Was extremely clarifying, actually. It explains the fuzziness between the spans and traces tab in the Phoenix dashboard.

I also got some clarification around the missing @tracer.embbeding and @tracer.reranker decorators:

“We emit spans for embedding text to vectors (like”adda”), guardrailing via thinks like guardrals or content moderation, and reranking things via things like cohere.
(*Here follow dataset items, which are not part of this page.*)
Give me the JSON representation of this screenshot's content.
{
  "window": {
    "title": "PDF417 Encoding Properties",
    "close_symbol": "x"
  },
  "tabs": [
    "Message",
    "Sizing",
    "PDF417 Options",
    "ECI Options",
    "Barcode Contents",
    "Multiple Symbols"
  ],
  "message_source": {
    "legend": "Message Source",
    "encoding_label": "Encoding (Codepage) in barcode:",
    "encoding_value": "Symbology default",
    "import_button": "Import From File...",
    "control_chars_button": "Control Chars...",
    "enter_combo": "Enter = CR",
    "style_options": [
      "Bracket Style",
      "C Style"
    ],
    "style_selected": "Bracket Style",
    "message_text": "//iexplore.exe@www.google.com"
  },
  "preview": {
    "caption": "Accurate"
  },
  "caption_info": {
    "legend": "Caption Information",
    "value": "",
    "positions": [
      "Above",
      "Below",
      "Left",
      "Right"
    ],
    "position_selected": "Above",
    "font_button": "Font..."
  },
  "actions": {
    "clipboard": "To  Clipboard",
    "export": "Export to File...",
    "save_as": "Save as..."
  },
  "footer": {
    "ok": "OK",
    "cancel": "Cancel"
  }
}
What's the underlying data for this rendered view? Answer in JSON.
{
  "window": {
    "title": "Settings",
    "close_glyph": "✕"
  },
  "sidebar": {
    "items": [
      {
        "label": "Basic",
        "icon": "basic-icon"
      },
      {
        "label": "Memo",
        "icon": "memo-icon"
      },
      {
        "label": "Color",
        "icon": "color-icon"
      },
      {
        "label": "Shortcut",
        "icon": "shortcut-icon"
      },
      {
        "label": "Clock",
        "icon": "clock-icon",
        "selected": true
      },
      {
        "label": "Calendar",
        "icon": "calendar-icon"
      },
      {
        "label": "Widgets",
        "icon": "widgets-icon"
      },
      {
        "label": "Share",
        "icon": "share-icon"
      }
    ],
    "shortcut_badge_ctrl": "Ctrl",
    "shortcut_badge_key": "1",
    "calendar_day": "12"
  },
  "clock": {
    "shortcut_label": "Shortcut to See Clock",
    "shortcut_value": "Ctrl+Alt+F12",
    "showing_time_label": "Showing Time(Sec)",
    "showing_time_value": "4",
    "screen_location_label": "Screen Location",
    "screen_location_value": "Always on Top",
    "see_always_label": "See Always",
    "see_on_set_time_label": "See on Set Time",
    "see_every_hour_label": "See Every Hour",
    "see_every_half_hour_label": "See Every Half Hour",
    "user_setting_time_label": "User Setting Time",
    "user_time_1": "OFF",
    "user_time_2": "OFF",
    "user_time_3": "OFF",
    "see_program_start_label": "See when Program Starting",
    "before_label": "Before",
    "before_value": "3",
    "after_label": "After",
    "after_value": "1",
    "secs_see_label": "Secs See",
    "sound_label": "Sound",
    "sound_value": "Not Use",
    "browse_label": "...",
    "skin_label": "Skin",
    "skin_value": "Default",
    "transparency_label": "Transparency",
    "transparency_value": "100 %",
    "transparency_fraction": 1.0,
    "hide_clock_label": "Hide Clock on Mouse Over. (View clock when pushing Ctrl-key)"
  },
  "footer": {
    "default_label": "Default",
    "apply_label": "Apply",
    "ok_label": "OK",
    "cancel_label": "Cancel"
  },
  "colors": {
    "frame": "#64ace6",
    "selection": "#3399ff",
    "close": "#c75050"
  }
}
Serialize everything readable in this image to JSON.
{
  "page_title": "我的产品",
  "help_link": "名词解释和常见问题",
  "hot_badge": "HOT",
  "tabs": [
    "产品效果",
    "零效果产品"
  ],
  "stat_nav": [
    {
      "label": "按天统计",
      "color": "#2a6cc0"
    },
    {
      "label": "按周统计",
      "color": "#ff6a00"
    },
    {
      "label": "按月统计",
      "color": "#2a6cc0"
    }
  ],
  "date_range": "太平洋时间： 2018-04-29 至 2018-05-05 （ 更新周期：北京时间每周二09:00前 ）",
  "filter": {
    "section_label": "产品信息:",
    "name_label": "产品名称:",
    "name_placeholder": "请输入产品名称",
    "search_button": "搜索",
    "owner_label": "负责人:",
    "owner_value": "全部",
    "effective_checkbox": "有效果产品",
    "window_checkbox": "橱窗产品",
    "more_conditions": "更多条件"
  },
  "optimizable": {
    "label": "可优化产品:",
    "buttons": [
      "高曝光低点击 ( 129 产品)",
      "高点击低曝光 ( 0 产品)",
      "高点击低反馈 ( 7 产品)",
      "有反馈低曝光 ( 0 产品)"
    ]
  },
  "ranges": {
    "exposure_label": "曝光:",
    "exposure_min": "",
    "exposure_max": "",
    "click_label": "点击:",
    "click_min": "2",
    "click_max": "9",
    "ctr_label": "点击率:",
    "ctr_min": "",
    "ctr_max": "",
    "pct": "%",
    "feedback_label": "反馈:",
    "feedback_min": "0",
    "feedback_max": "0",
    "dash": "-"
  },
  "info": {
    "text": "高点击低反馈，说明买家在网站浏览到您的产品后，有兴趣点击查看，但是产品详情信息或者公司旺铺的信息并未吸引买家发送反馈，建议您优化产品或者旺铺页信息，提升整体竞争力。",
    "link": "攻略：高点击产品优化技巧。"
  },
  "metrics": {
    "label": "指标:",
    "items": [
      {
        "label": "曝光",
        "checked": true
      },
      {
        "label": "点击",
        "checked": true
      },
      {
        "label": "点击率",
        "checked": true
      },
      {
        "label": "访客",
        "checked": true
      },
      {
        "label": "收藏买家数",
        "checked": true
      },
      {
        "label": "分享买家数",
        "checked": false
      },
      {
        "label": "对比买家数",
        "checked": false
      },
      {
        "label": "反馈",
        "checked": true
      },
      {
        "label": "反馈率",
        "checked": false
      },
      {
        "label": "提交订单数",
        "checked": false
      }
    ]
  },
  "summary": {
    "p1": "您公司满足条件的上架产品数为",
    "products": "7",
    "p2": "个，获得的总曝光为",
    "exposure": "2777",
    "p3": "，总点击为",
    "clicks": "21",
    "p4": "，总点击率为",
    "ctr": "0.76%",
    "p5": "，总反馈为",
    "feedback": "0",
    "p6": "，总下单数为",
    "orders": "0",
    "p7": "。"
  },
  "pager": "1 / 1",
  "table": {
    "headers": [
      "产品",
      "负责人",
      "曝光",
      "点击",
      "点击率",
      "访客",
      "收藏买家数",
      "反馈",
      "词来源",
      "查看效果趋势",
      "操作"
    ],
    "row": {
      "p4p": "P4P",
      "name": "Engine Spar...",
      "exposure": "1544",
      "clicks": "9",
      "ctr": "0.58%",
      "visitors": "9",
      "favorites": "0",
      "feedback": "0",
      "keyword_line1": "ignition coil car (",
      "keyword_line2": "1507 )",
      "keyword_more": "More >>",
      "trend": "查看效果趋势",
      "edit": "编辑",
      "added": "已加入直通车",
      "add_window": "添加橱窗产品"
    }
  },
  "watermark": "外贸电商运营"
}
However it’s sorta rare for people to manually write these. We will have decorators for them but right now they are typically emitted from autoinstrumentors like langgraph where there are common patterns for these things. We will have decorators for them very soon - but things like reranking are much more complex than things like tool calling so we are codifying these primitives now.”

So there you have it! Some clarity. I’ll have to play around to see whether I go with the Langfuse route or the Phoenix route and which feels most ergonomic in the hinbox codebase. Appreciate the quick feedback from the Phoenix team, though!